Wednesday, August 12, 2015

Latest python sorted dictionary comparison


I recently completed another sorted dictionary comparison, and thought I'd share the results.

This time I've eliminated the different mixes of get/set.  It's all 95% set and 5% get now.

Also, I added sorteddict, which proved to be an excellent performer.

And I added standard deviation to the graph and collapsible detail.

The latest comparison can be found here.

HTH someone.

fdupes and equivs3e


I recently saw an announcement of fdupes on linuxtoday.

Upon investigating it a bit, I noticed that it uses almost exactly the same algorithm as my equivs3e program.

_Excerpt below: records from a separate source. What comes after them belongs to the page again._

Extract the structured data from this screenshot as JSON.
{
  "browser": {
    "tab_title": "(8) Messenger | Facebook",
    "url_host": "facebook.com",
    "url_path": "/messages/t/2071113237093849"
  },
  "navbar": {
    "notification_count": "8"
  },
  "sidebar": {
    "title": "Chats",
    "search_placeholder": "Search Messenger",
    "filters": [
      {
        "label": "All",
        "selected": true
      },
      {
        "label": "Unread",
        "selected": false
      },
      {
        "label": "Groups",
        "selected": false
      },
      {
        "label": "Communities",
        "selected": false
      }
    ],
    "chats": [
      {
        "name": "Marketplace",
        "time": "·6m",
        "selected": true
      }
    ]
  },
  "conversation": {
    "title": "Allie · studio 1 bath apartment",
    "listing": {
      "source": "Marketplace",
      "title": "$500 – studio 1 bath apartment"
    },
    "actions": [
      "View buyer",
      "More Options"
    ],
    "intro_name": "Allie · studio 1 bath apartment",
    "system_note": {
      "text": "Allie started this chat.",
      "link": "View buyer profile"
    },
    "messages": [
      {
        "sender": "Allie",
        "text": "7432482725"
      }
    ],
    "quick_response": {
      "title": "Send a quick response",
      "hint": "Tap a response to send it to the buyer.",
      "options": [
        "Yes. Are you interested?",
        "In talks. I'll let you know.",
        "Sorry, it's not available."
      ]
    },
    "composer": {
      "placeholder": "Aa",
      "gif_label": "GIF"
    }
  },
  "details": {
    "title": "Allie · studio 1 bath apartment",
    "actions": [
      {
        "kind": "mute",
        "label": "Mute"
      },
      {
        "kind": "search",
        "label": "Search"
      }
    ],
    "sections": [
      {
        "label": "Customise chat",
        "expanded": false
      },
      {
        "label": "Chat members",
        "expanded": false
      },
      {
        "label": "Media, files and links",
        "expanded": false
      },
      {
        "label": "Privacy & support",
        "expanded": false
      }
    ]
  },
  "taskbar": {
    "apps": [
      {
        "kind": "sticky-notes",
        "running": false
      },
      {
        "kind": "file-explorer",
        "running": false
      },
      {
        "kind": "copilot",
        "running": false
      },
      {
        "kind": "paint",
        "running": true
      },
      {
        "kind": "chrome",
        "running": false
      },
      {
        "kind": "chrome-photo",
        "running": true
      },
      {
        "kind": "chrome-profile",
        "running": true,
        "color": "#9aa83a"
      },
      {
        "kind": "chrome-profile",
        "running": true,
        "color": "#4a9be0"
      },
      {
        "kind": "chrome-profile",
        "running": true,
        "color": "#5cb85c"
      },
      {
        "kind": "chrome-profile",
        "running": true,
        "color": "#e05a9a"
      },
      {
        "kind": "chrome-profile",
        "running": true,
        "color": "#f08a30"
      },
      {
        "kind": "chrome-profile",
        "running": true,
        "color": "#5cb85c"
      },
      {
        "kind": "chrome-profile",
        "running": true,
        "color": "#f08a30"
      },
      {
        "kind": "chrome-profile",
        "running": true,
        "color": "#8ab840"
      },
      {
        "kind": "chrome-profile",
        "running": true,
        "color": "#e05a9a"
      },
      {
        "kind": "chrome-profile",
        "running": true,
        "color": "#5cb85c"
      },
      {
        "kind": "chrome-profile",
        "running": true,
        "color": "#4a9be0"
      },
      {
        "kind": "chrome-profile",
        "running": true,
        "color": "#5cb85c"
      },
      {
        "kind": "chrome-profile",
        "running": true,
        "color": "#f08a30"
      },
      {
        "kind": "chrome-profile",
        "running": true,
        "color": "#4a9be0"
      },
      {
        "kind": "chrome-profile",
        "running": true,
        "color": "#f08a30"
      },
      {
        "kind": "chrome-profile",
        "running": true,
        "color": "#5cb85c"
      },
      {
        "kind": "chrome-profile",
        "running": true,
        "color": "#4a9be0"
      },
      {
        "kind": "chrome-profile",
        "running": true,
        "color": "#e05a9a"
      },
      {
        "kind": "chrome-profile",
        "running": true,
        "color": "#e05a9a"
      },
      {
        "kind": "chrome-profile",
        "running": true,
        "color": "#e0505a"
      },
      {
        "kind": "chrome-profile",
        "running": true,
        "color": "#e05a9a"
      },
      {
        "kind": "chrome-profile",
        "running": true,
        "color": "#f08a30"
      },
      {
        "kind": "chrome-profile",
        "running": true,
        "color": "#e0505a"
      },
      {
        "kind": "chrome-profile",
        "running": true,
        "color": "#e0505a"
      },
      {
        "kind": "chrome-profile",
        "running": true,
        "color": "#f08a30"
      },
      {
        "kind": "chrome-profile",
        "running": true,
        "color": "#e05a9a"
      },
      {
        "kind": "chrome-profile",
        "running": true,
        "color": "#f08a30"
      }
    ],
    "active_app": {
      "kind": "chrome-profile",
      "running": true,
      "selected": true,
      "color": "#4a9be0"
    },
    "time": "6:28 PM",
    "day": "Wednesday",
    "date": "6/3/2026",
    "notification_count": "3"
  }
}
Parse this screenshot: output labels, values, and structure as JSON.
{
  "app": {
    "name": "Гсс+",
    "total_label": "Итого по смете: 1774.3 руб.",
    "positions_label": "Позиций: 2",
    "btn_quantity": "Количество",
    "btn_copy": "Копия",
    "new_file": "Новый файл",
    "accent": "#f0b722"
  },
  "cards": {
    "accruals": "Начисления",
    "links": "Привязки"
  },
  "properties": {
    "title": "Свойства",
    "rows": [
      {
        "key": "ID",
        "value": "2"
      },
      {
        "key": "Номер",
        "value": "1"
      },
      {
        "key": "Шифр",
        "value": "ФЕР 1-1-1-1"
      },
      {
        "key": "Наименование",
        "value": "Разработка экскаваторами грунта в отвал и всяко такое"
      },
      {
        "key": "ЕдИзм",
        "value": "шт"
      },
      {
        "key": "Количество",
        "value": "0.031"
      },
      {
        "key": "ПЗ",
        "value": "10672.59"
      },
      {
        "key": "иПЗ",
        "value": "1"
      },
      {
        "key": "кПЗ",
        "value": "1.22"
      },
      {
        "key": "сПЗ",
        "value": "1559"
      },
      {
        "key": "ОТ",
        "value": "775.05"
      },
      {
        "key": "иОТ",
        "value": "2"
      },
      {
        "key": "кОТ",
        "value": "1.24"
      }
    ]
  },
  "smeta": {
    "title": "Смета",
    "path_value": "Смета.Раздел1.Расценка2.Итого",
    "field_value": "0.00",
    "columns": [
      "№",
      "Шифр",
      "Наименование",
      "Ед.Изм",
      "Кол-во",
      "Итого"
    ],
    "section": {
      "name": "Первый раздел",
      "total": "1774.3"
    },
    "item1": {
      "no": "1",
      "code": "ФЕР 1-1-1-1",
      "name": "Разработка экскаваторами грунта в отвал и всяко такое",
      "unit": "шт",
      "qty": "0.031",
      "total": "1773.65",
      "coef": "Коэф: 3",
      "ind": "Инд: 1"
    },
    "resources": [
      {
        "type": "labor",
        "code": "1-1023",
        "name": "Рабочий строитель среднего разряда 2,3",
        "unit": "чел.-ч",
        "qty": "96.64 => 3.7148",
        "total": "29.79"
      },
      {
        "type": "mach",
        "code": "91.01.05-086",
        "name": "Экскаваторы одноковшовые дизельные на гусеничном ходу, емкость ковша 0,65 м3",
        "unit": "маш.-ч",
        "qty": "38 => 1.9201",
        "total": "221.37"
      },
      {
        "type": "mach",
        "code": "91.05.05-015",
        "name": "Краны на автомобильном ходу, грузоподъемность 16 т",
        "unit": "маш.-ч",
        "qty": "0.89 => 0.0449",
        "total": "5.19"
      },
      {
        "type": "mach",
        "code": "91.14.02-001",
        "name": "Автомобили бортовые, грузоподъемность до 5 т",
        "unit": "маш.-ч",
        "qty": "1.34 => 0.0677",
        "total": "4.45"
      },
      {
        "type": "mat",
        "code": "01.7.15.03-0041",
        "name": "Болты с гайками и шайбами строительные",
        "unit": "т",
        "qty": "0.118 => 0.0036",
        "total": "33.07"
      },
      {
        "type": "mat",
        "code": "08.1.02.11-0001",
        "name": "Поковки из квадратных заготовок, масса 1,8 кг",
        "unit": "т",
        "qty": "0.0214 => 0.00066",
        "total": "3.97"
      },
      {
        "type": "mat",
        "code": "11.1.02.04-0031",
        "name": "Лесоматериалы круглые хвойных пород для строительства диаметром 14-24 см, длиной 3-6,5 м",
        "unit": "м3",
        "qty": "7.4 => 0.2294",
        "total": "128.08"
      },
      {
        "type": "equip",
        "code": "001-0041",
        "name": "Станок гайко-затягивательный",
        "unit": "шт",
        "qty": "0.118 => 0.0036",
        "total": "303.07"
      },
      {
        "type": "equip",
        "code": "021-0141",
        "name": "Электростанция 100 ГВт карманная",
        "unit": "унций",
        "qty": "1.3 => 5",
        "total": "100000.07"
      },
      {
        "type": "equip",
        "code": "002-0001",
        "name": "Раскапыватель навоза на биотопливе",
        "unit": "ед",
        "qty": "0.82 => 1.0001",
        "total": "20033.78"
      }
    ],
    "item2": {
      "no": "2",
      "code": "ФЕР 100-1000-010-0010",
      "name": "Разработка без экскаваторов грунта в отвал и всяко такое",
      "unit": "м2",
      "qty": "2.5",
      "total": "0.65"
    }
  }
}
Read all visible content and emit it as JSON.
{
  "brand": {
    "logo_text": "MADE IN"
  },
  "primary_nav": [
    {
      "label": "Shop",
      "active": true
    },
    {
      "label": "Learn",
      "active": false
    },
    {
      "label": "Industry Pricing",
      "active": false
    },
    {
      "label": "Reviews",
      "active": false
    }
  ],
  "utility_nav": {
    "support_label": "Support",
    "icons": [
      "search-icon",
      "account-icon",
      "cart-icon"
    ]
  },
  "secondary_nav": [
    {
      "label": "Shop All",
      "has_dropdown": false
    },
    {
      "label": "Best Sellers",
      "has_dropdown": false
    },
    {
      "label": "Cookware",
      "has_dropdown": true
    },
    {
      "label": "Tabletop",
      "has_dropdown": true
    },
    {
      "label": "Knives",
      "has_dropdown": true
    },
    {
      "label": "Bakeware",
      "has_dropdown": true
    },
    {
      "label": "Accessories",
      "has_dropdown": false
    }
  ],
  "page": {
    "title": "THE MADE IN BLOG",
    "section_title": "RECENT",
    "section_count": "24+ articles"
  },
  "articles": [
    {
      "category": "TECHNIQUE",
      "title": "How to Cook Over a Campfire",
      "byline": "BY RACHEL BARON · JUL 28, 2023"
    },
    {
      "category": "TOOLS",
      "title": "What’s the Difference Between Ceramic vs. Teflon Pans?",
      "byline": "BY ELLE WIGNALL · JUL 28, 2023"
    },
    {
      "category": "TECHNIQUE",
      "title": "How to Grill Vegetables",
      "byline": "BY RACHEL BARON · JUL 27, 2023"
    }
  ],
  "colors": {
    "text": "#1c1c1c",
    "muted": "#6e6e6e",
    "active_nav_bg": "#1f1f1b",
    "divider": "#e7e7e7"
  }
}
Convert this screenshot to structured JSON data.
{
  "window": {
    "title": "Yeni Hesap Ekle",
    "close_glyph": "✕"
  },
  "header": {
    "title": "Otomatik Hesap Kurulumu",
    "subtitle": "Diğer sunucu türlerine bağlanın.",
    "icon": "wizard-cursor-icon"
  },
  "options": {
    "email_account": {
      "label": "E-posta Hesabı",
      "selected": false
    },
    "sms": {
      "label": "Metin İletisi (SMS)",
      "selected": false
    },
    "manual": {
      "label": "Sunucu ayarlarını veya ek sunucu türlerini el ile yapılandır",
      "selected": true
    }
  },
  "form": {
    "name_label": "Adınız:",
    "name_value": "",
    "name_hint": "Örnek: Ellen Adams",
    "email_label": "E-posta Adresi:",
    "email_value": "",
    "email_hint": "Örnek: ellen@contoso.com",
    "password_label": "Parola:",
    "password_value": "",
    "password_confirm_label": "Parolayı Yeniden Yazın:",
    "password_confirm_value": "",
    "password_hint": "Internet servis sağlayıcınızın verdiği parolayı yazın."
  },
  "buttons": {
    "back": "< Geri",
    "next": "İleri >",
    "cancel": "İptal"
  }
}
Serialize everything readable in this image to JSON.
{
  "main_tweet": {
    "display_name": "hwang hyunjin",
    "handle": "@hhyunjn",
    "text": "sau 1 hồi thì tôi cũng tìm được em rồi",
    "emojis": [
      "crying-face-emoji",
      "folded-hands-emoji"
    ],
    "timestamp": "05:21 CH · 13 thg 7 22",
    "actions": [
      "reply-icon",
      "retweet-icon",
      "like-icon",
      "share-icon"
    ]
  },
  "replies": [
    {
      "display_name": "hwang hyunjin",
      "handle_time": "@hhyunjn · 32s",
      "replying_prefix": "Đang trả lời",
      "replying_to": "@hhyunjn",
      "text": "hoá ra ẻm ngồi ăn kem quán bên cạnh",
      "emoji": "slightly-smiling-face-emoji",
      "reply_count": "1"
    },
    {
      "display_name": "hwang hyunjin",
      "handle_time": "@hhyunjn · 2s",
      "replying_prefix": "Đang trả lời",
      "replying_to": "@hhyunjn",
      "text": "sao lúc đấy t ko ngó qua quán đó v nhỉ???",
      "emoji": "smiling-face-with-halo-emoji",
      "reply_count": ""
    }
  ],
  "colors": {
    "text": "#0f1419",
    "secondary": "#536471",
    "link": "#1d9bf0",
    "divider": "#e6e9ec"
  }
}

Both are intended to find duplicate files in a filesystem, quickly.

The main difference seems to be that fdupes is in C, and equivs3e is in Python.  Also, fdupes accepts a directory in argv (like tar), while equivs3e expects to have "find /directory -type f -print0" piped into it (like cpio).

However, upon doing a quick performance comparison, it turns out that fdupes is quite a bit faster on large collections of small files, and equivs3e is quite a bit faster on collections of large files.  I really don't know why the python code is sometimes outperforming the C code, given that they're so similar internally.

I've added a "related work" section on my equivs3e page that compares equivs3e and fdupes.

Anyway, I hope people find one or both of these programs useful.